24 October 2011

The Baking Aisle (or, How I Learned the Italian Word for Baking Soda)


The typical baking aisle in Italy is quite different from those in the US.  While there are a few “mixes” on offer, they tend to be for pane di spagna or a chocolate “torta”.   There are no cans of frosting. The baking powder is not sold separately, but rather in a sachet  of “lievito per dolci” and tends to include vanilla and other ingredients.  Chocolate chips are available everywhere, in little 50 g tubs and sometimes you’ll see a big box of them.  There are a few choices for candied citron, a couple of varieties of sprinkles, some marzipan blocks and various  specific “farina”: for bread & salty treats, for “dolci”, chickpea flour, chestnut flour, the odd box of almond flour come fall.  Some crappy vials of vanilla or almond flavoring that must be shaken out one drop at a time (difficult when a recipe calls for a teaspoon, no?).  I’m guessing, but it seems the creative baker doesn’t exist in Italy.  Instead, the place is filled with people making the tried and true recipes. Crostada this, torta that.

(I was shocked the other afternoon when the waitress at our Friday lunch spot said they had carrot cake.  I was like, “Huh?!”, as in, “People make that here?!”  It didn’t translate.

She proceeded to give me the ingredients, “Carrots, walnuts, flour, egg.”  Like, “Duh, Americana. Cake. With carrots and walnuts”   F. tried to explain, “Like pane di spagna with carrot.” Thankfully, it arrived without the cream cheese frosting.  I might’ve fallen off my chair.)

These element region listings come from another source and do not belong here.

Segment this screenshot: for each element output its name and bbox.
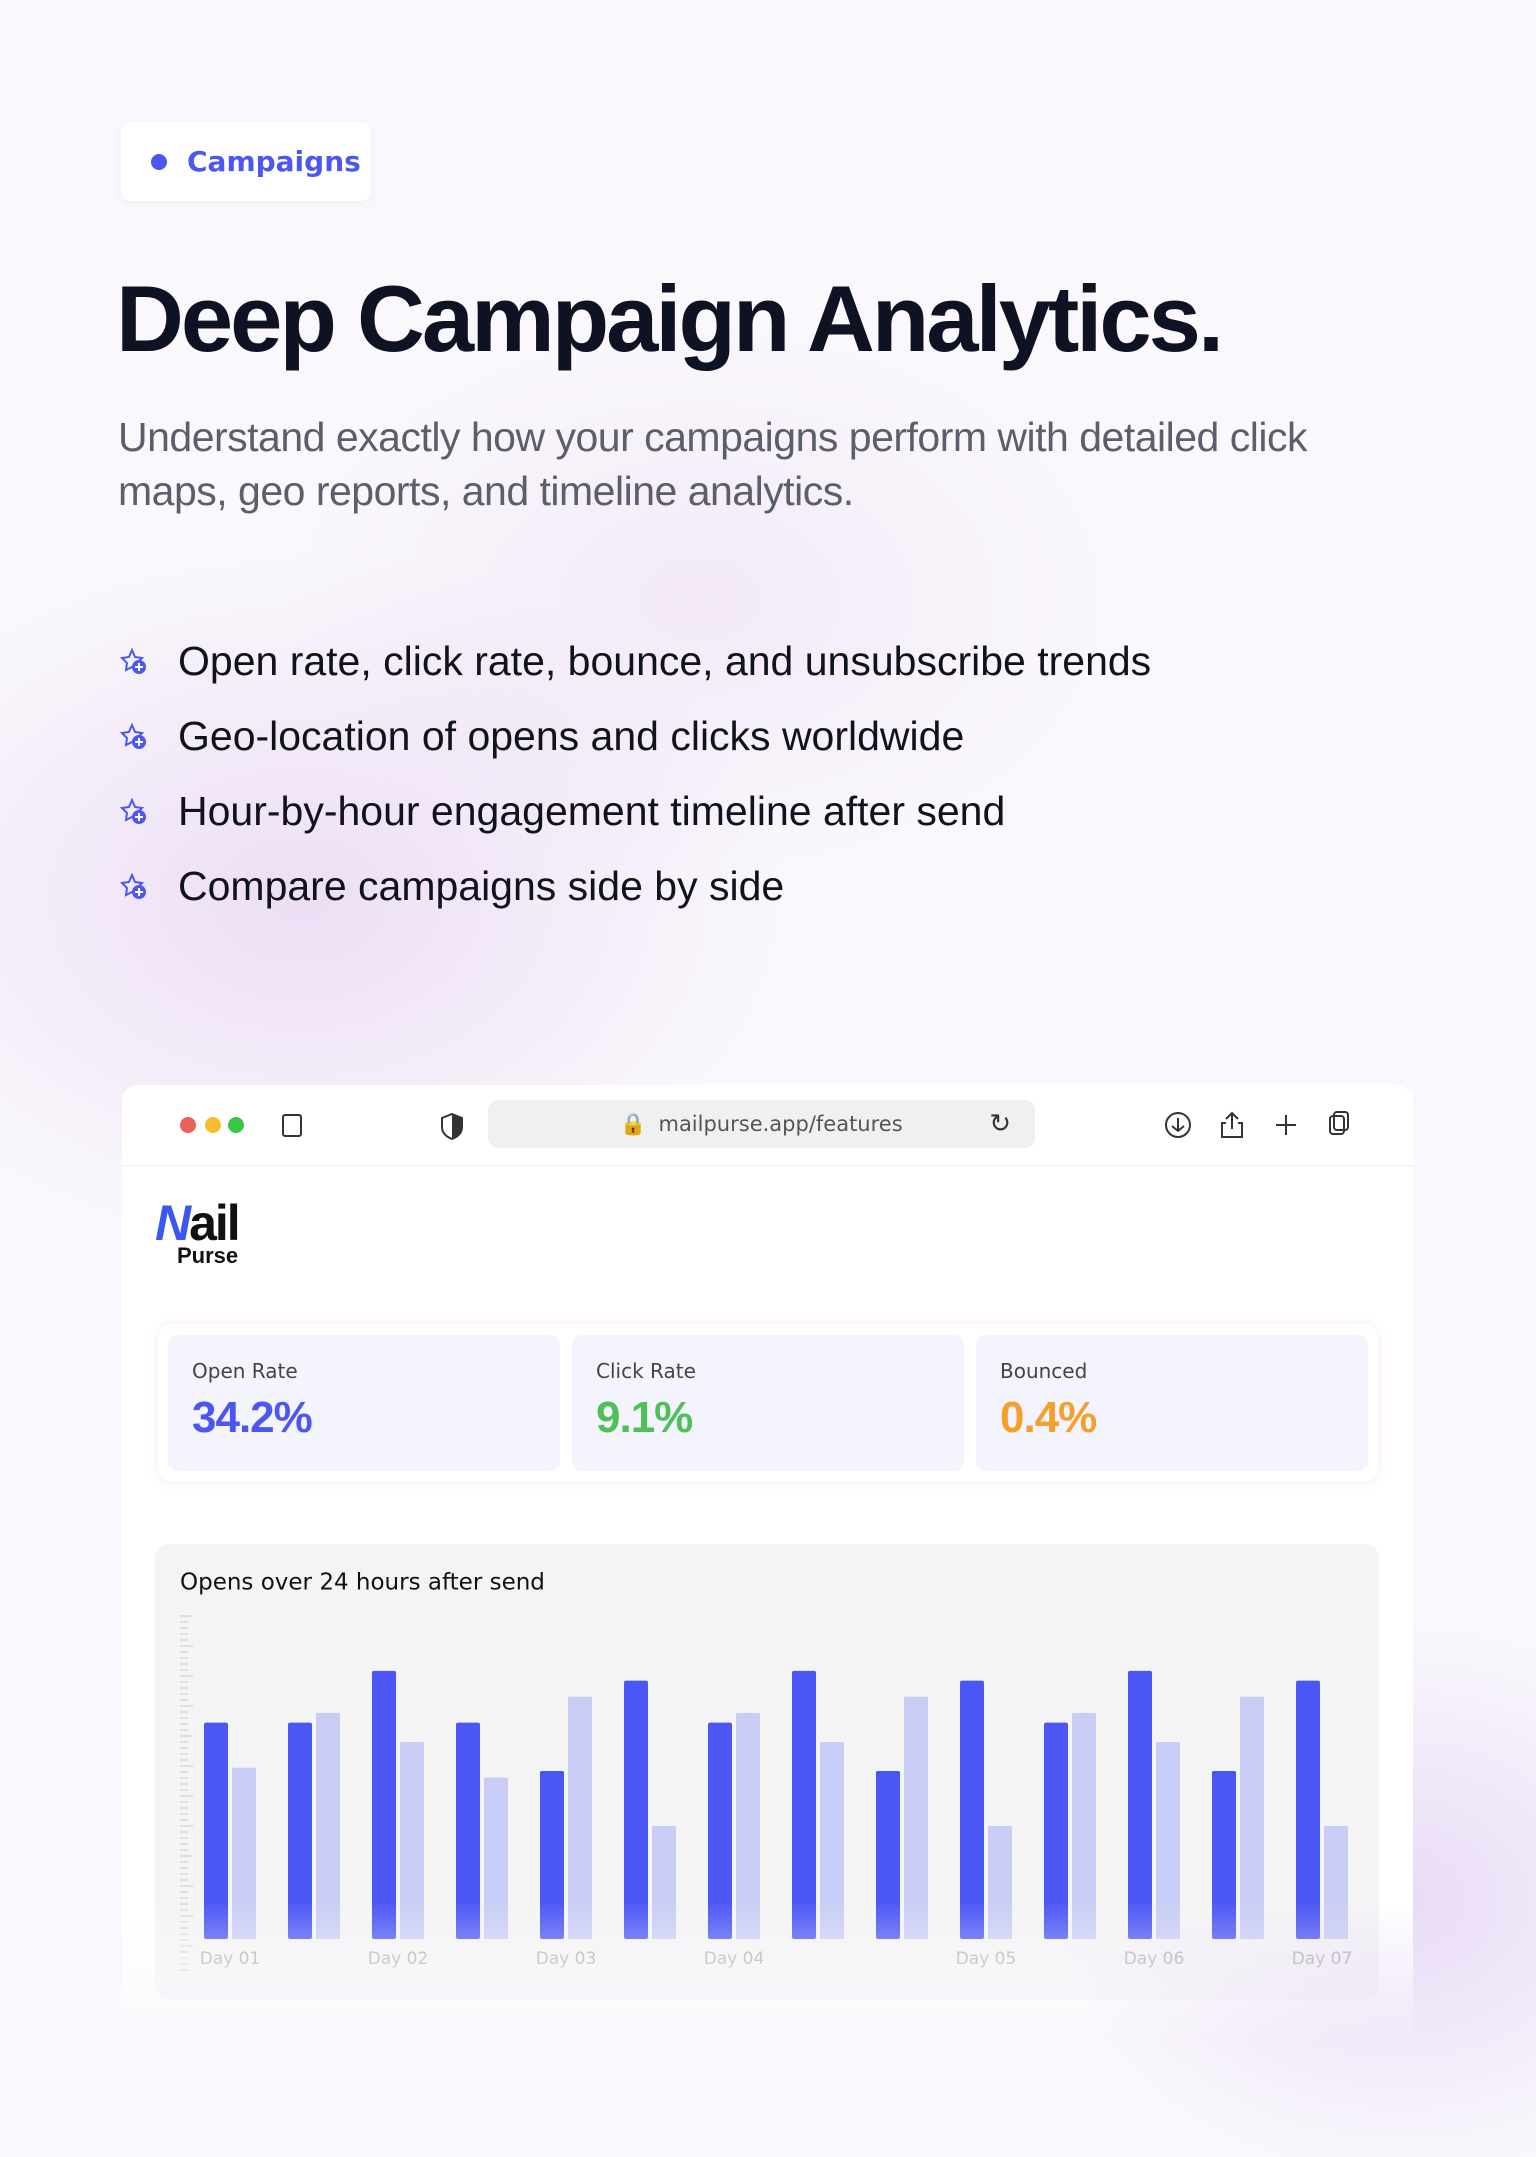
stat-value: 9.1% xyxy=(596,1393,693,1442)
bar xyxy=(1128,1670,1152,1939)
bar xyxy=(736,1712,760,1939)
stats-row: Open Rate 34.2% Click Rate 9.1% Bounced 0.4% xyxy=(158,1324,1378,1482)
chart: Opens over 24 hours after send Day 01 Day… xyxy=(180,1570,1353,1971)
browser-window: 🔒 mailpurse.app/features ↻ Nail Purse Ope… xyxy=(122,1085,1413,2045)
bar xyxy=(1156,1741,1180,1939)
stat-value: 34.2% xyxy=(192,1393,313,1442)
feature-icon xyxy=(120,872,146,899)
bar xyxy=(988,1825,1012,1939)
feature-text: Geo-location of opens and clicks worldwi… xyxy=(178,713,965,759)
subtitle: Understand exactly how your campaigns pe… xyxy=(118,410,1307,518)
browser-toolbar: 🔒 mailpurse.app/features ↻ xyxy=(122,1085,1413,1166)
bar xyxy=(792,1670,816,1939)
badge: Campaigns xyxy=(121,122,371,201)
feature-icon xyxy=(120,797,146,824)
reload-icon[interactable]: ↻ xyxy=(989,1109,1011,1139)
x-tick-label: Day 03 xyxy=(536,1949,597,1969)
logo-text: Purse xyxy=(177,1243,239,1268)
stat-card: Bounced 0.4% xyxy=(976,1335,1368,1471)
x-tick-label: Day 02 xyxy=(368,1949,429,1969)
bar xyxy=(204,1722,228,1939)
bar xyxy=(904,1696,928,1939)
logo-text: ail xyxy=(189,1195,241,1251)
bar xyxy=(708,1722,732,1939)
feature-item: Open rate, click rate, bounce, and unsub… xyxy=(120,638,1151,685)
subtitle-line: maps, geo reports, and timeline analytic… xyxy=(118,468,854,514)
chart-title: Opens over 24 hours after send xyxy=(180,1570,545,1596)
x-tick-label: Day 05 xyxy=(956,1949,1017,1969)
url-bar[interactable]: 🔒 mailpurse.app/features ↻ xyxy=(488,1100,1035,1148)
bar xyxy=(624,1680,648,1939)
lock-icon: 🔒 xyxy=(620,1112,647,1136)
x-tick-label: Day 04 xyxy=(704,1949,765,1969)
bar xyxy=(232,1767,256,1939)
logo: Nail Purse xyxy=(155,1195,241,1268)
toolbar-icons xyxy=(180,1111,1349,1141)
feature-item: Hour-by-hour engagement timeline after s… xyxy=(120,788,1005,835)
bar xyxy=(456,1722,480,1939)
bar xyxy=(1072,1712,1096,1939)
bar xyxy=(484,1777,508,1939)
x-tick-label: Day 06 xyxy=(1124,1949,1185,1969)
url: mailpurse.app/features xyxy=(658,1112,903,1136)
bar xyxy=(540,1771,564,1939)
feature-icon xyxy=(120,722,146,749)
bar xyxy=(568,1696,592,1939)
bar xyxy=(400,1741,424,1939)
bar xyxy=(820,1741,844,1939)
bar xyxy=(1324,1825,1348,1939)
stat-card: Open Rate 34.2% xyxy=(168,1335,560,1471)
feature-text: Hour-by-hour engagement timeline after s… xyxy=(178,788,1006,834)
feature-text: Open rate, click rate, bounce, and unsub… xyxy=(178,638,1152,684)
stat-label: Bounced xyxy=(1000,1359,1088,1383)
bar xyxy=(652,1825,676,1939)
bar xyxy=(288,1722,312,1939)
feature-icon xyxy=(120,647,146,674)
bar xyxy=(316,1712,340,1939)
bar xyxy=(1212,1771,1236,1939)
bar xyxy=(372,1670,396,1939)
bar xyxy=(1240,1696,1264,1939)
feature-item: Compare campaigns side by side xyxy=(120,863,784,910)
subtitle-line: Understand exactly how your campaigns pe… xyxy=(118,414,1307,460)
bar xyxy=(1044,1722,1068,1939)
feature-text: Compare campaigns side by side xyxy=(178,863,785,909)
stat-card: Click Rate 9.1% xyxy=(572,1335,964,1471)
bar xyxy=(876,1771,900,1939)
bar xyxy=(960,1680,984,1939)
stat-value: 0.4% xyxy=(1000,1393,1097,1442)
x-tick-label: Day 01 xyxy=(200,1949,261,1969)
feature-item: Geo-location of opens and clicks worldwi… xyxy=(120,713,964,760)
stat-label: Click Rate xyxy=(596,1359,696,1383)
x-tick-label: Day 07 xyxy=(1292,1949,1353,1969)
chart-panel: Opens over 24 hours after send Day 01 Day… xyxy=(155,1544,1379,2000)
title: Deep Campaign Analytics. xyxy=(116,266,1224,371)
stat-label: Open Rate xyxy=(192,1359,298,1383)
bar xyxy=(1296,1680,1320,1939)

Anyway, the baking aisle rarely has baking soda.  I knew this going in.  They often keep it in the aisle with the cleaning products.  I was on a mission to make muffins.  For  one of the towns three bakers.  See, he honeymooned in NY and was going on and on about everything he ate there that he couldn’t eat here.  A hot dog from a street vendor, eggs with bacon (“pancetta!, but thin & crunchy!”), a good hamburger as big as your head!  A big cup of coffee, in a to-go cup with which he could warm his hands as he walked down the street. And with  which he could eat a big muffin!  

“But, wait, “ I said.  “You have a bakery. Why you don’t make some muffins?”

“Oh,” he replied. “This is Italia.  Nobody eat them here.  You need the big coffee for the muffin!”

OK, I thought.  I’m makin’ the dude some muffins and bringing him a travel mug of American coffee.

Off I went to the Tigre across the street.  I walked up and down every aisle, including the baking aisle, on the off chance these folks kept the baking soda there.  No dice.

I circled back, between the fresh fruit and the cookies where I’d spotted one of the store’s owners.

“Di me”, (which I choose to take as some form of “tell me”) he said.

“Ummm,” I started, sure I was gonna screw it up. “Sodio di bicarbinato?”

He looked at me, confused.  He knows I’m American. Everyone does. Did he think I was speaking English?

“Biscotti?”

“No, no,”  I tried again, dragging out each syllable, trying desperately to roll my “r”s, to sound more Italian. “So-di-o di bi-carrrr-binato???”
I was convinced I had it wrong at this point, but how bad it could it be? I knew what I was looking for involved both “sodio” and “bicarbinato”.

“Corrrn flakes?” he asked.

Worse then I thought, apparently.  I could practically see the thought balloon above his head: The American girl is looking for something.  The words do not sound familiar. She did not say “hamburger” or “ketchup”.  She must want cookies, which are directly to her right.  Dio, these Americans are dumb. Or maybe cereal.  I’ve seen Seinfeld.  Corrrrn flakes are American, no?

Once more I tried.  “So. Di. O. Di. Bi CaRRRR. Bi. Na. To.”

The woman standing behind him looked at me and held in her laughter.

“Oh!”, he said, the lightbulb going on above his head.  “Bicarbinato di sodio?  For cleaning the vegetables?”

“Si si si.”  Whatever.  I put it in my dry ingredients when making muffins, you put it in a bowl with water “per pulire vedurra.”  Va bene.

“There isn’t.  Tomorrow morning.”

Oy gevalt.

And that is how I learned and willl never forget the name of baking soda in Italian.  The muffins for Massimo would have to wait.